AHS, who fell last Friday to a much-improved Salem High School team, will finally be at home this week, but will have to face the team which has been dominant in the region in recent years. Gainesville High School is looking for another deep playoff run in 2014 and the Red Elephants are looking to take another step toward that goal this week at R. Harold Harrison Stadium.

“We can’t dwell on last week,” said Wildcat coach Shane Davis. “We are all human and might have tendency to dwell on things which can get you down. We still have kids who are playing hard and still care about being successful.
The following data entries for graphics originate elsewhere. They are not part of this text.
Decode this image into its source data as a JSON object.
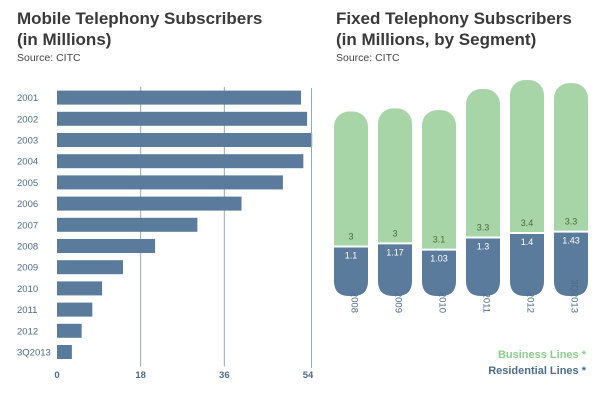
{
  "mobile": {
    "title_line1": "Mobile Telephony Subscribers",
    "title_line2": "(in Millions)",
    "source": "Source: CITC"
  },
  "fixed": {
    "title_line1": "Fixed Telephony Subscribers",
    "title_line2": "(in Millions, by Segment)",
    "source": "Source: CITC"
  },
  "legend": {
    "business": "Business Lines *",
    "residential": "Residential Lines *"
  },
  "colors": {
    "bar_blue": "#5a7b9b",
    "business_green": "#a8d5a8",
    "residential_blue": "#5a7b9b",
    "business_label": "#8ccc8c",
    "residential_label": "#4d6c8c",
    "year_label": "#4d6c8c",
    "grid": "#9aa7b4"
  },
  "chart_data": [
    {
      "type": "bar",
      "orientation": "horizontal",
      "title": "Mobile Telephony Subscribers (in Millions)",
      "categories": [
        "2001",
        "2002",
        "2003",
        "2004",
        "2005",
        "2006",
        "2007",
        "2008",
        "2009",
        "2010",
        "2011",
        "2012",
        "3Q2013"
      ],
      "values": [
        52.5,
        53.8,
        54.9,
        53.0,
        48.6,
        39.7,
        30.2,
        21.1,
        14.2,
        9.7,
        7.6,
        5.3,
        3.2
      ],
      "xlim": [
        0,
        54
      ],
      "xticks": [
        "0",
        "18",
        "36",
        "54"
      ],
      "grid": true
    },
    {
      "type": "bar",
      "stacked": true,
      "title": "Fixed Telephony Subscribers (in Millions, by Segment)",
      "categories": [
        "2008",
        "2009",
        "2010",
        "2011",
        "2012",
        "3Q2013"
      ],
      "series": [
        {
          "name": "Residential Lines *",
          "values": [
            1.1,
            1.17,
            1.03,
            1.3,
            1.4,
            1.43
          ]
        },
        {
          "name": "Business Lines *",
          "values": [
            3,
            3,
            3.1,
            3.3,
            3.4,
            3.3
          ]
        }
      ],
      "labels_residential": [
        "1.1",
        "1.17",
        "1.03",
        "1.3",
        "1.4",
        "1.43"
      ],
      "labels_business": [
        "3",
        "3",
        "3.1",
        "3.3",
        "3.4",
        "3.3"
      ],
      "legend_position": "bottom-right"
    }
  ]
}
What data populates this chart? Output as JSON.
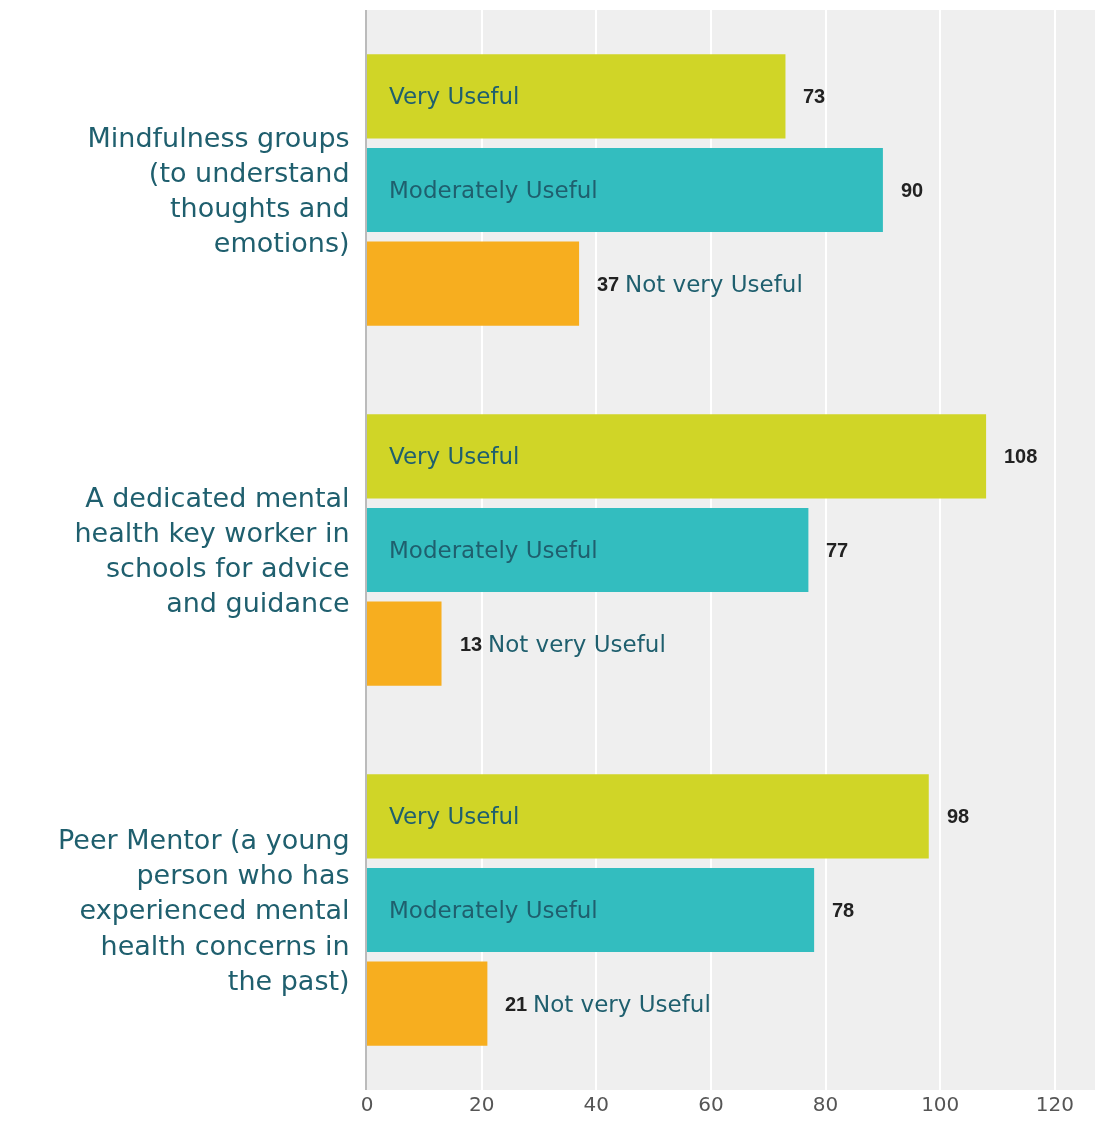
{
  "chart_data": {
    "type": "bar",
    "orientation": "horizontal",
    "categories": [
      "Mindfulness groups (to understand thoughts and emotions)",
      "A dedicated mental health key worker in schools for advice and guidance",
      "Peer Mentor (a young person who has experienced mental health concerns in the past)"
    ],
    "series": [
      {
        "name": "Very Useful",
        "color": "#d0d527",
        "values": [
          73,
          108,
          98
        ]
      },
      {
        "name": "Moderately Useful",
        "color": "#33bdbf",
        "values": [
          90,
          77,
          78
        ]
      },
      {
        "name": "Not very Useful",
        "color": "#f7ae1f",
        "values": [
          37,
          13,
          21
        ]
      }
    ],
    "xlim": [
      0,
      127
    ],
    "xticks": [
      0,
      20,
      40,
      60,
      80,
      100,
      120
    ],
    "grid": "x",
    "legend": false,
    "data_labels": true
  }
}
We played hard in the second half last week and I expect nothing less this Friday.” The current situation the AHS football program is trying to dig out of is tough for all involved.

“It’s tough on the coaches and tough on the kids who have to keep coming back the next week,” Davis said. “You add the physical nature of it and it makes it that much tougher. It will certainly be no easier this week.”

Davis has been battling Gainesville football teams even before his long tenure at AHS.

While an assistant coach at Morgan County High School, Davis faced the Red Elephants. Since that time, however, Gainesville has taken its program to an extremely high level.

“There are still some teams this year I have not seen, but until someone proves otherwise, Gainesville is going to be the team to beat,” Davis said of the Region 8-AAAAA battle this fall. “I do think some teams are making up some ground on them. Salem is one team for example from an athletic standpoint. Salem has really improved in the last couple of years. Teams will have the opportunity to match up better with Gainesville.”

One strategy AHS will likely use this week will be to try and limit the number of snaps the Red Elephants have on offense.

Davis has been known to shorten the game as much as possible, using most of the play clock between snaps when the Wildcats have the football.

“Every 25 seconds we use is one less play they can run,” Davis said.

This week’s opponent will also be strong defensively.

“Gainesville is a typical Gainesville team — big, fast and physical,” said AHS offensive coordinator Joel Miller. “They are what you expect a top 10 team to look like. We have to find a way to get better at what we are doing. Penalities, turnovers and missed assignments continue to be issues that we must fix.”

AHS enters this week a banged up squad. Several players are doubtful for this week and if they go they will line up with various nagging injuries.

“We will try to get everyone in as good of shape as we can,” Davis said. “We are banged up across the board. We are monitoring players in practice as well as in games. We have some nagging injuries we are dealing with as well as some significant ones.”

In stopping the Gainesville attack, first-year AHS coordinator Charles Liggett said the Gainesville’s offense is not that complex, but this week’s foe executes extremely well.

“They are not complicated, they are just very talented and very good at what they do,” Liggett said.